Desde este miércoles, el oficialismo pondrá el foco en mostrar una nueva narrativa, con énfasis en la gestión, el impulso legislativo y la continuidad del plan de recorte del gasto público. En la Casa Rosada buscan dejar atrás los cuestionamientos recientes y reinstalar una agenda propia.
Uno de los ejes centrales será el frente legislativo. Con el debate de la Ley de Glaciares demorado por el proceso de audiencias públicas en Diputados, el Gobierno prioriza otros proyectos, entre ellos la reforma del Código Penal, con un endurecimiento de penas, y modificaciones en leyes vinculadas a expropiaciones, tierras, manejo del fuego y regularización dominial.

También aparece en carpeta una nueva propuesta de financiamiento universitario, pensada para compatibilizar el funcionamiento del sistema con el objetivo de equilibrio fiscal. La iniciativa busca reformular una ley sancionada en 2024 que fue vetada por Milei y luego ratificada por el Congreso tras fuertes protestas estudiantiles.
En paralelo, el oficialismo pretende avanzar con la denominada “Ley Hojarasca”, un proyecto impulsado por el ministro Federico Sturzenegger que apunta a eliminar regulaciones y reducir la intervención estatal.

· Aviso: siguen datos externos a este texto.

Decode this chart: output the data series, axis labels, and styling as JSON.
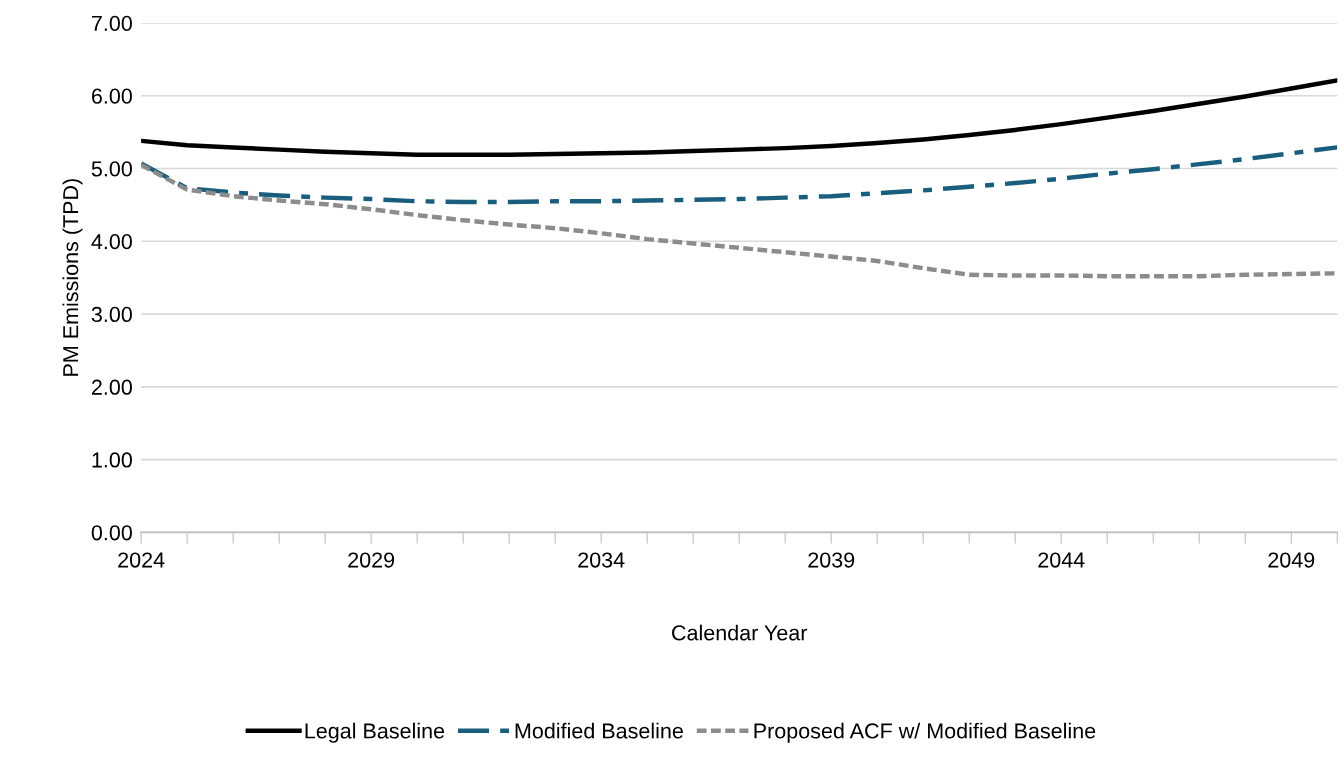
{
  "chart_data": {
    "type": "line",
    "xlabel": "Calendar Year",
    "ylabel": "PM Emissions (TPD)",
    "x": [
      2024,
      2025,
      2026,
      2027,
      2028,
      2029,
      2030,
      2031,
      2032,
      2033,
      2034,
      2035,
      2036,
      2037,
      2038,
      2039,
      2040,
      2041,
      2042,
      2043,
      2044,
      2045,
      2046,
      2047,
      2048,
      2049,
      2050
    ],
    "series": [
      {
        "name": "Legal Baseline",
        "color": "#000000",
        "line_style": "solid",
        "values": [
          5.38,
          5.32,
          5.29,
          5.26,
          5.23,
          5.21,
          5.19,
          5.19,
          5.19,
          5.2,
          5.21,
          5.22,
          5.24,
          5.26,
          5.28,
          5.31,
          5.35,
          5.4,
          5.46,
          5.53,
          5.61,
          5.7,
          5.79,
          5.89,
          5.99,
          6.1,
          6.21
        ]
      },
      {
        "name": "Modified Baseline",
        "color": "#1a5e7e",
        "line_style": "dashed",
        "values": [
          5.07,
          4.73,
          4.67,
          4.63,
          4.6,
          4.58,
          4.55,
          4.54,
          4.54,
          4.55,
          4.55,
          4.56,
          4.57,
          4.58,
          4.6,
          4.62,
          4.66,
          4.7,
          4.75,
          4.8,
          4.86,
          4.93,
          4.99,
          5.06,
          5.13,
          5.21,
          5.29
        ]
      },
      {
        "name": "Proposed ACF w/ Modified Baseline",
        "color": "#8c8c8c",
        "line_style": "dotted",
        "values": [
          5.05,
          4.71,
          4.62,
          4.56,
          4.51,
          4.44,
          4.36,
          4.29,
          4.23,
          4.18,
          4.11,
          4.03,
          3.97,
          3.91,
          3.85,
          3.79,
          3.73,
          3.63,
          3.54,
          3.53,
          3.53,
          3.52,
          3.52,
          3.52,
          3.54,
          3.55,
          3.56
        ]
      }
    ],
    "xlim": [
      2024,
      2050
    ],
    "xticks": [
      2024,
      {
        "value": 2025,
        "label": null
      },
      {
        "value": 2026,
        "label": null
      },
      {
        "value": 2027,
        "label": null
      },
      {
        "value": 2028,
        "label": null
      },
      2029,
      {
        "value": 2030,
        "label": null
      },
      {
        "value": 2031,
        "label": null
      },
      {
        "value": 2032,
        "label": null
      },
      {
        "value": 2033,
        "label": null
      },
      2034,
      {
        "value": 2035,
        "label": null
      },
      {
        "value": 2036,
        "label": null
      },
      {
        "value": 2037,
        "label": null
      },
      {
        "value": 2038,
        "label": null
      },
      2039,
      {
        "value": 2040,
        "label": null
      },
      {
        "value": 2041,
        "label": null
      },
      {
        "value": 2042,
        "label": null
      },
      {
        "value": 2043,
        "label": null
      },
      2044,
      {
        "value": 2045,
        "label": null
      },
      {
        "value": 2046,
        "label": null
      },
      {
        "value": 2047,
        "label": null
      },
      {
        "value": 2048,
        "label": null
      },
      2049,
      {
        "value": 2050,
        "label": null
      }
    ],
    "ylim": [
      0,
      7
    ],
    "yticks": [
      {
        "value": 0,
        "label": "0.00"
      },
      {
        "value": 1,
        "label": "1.00"
      },
      {
        "value": 2,
        "label": "2.00"
      },
      {
        "value": 3,
        "label": "3.00"
      },
      {
        "value": 4,
        "label": "4.00"
      },
      {
        "value": 5,
        "label": "5.00"
      },
      {
        "value": 6,
        "label": "6.00"
      },
      {
        "value": 7,
        "label": "7.00"
      }
    ],
    "grid": "y",
    "legend": "bottom",
    "marker": "none"
  }
}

La estrategia también incluye profundizar el ajuste en la estructura del Estado. En organismos como el Instituto Nacional de Tecnología Industrial (INTI) ya se habilitaron retiros voluntarios, y podrían sumarse medidas similares en áreas como el Servicio Nacional de Sanidad y Calidad Agroalimentaria (Senasa) y el Instituto Nacional de Tecnología Agropecuaria (INTA), además de posibles recortes mediante la no renovación de contratos.
En el plano comunicacional, Adorni volverá a tener un rol activo, con conferencias de prensa y reuniones con ministros, en un intento por ordenar el discurso oficial. Sin embargo, su continuidad sigue siendo motivo de debate incluso dentro del espacio libertario, donde surgieron voces críticas como la de Nicolás Márquez, que sugirió su salida.

En este contexto, el Gobierno enfrenta días decisivos para determinar si logra recuperar el control de la agenda pública o si las tensiones internas continúan condicionando su rumbo político.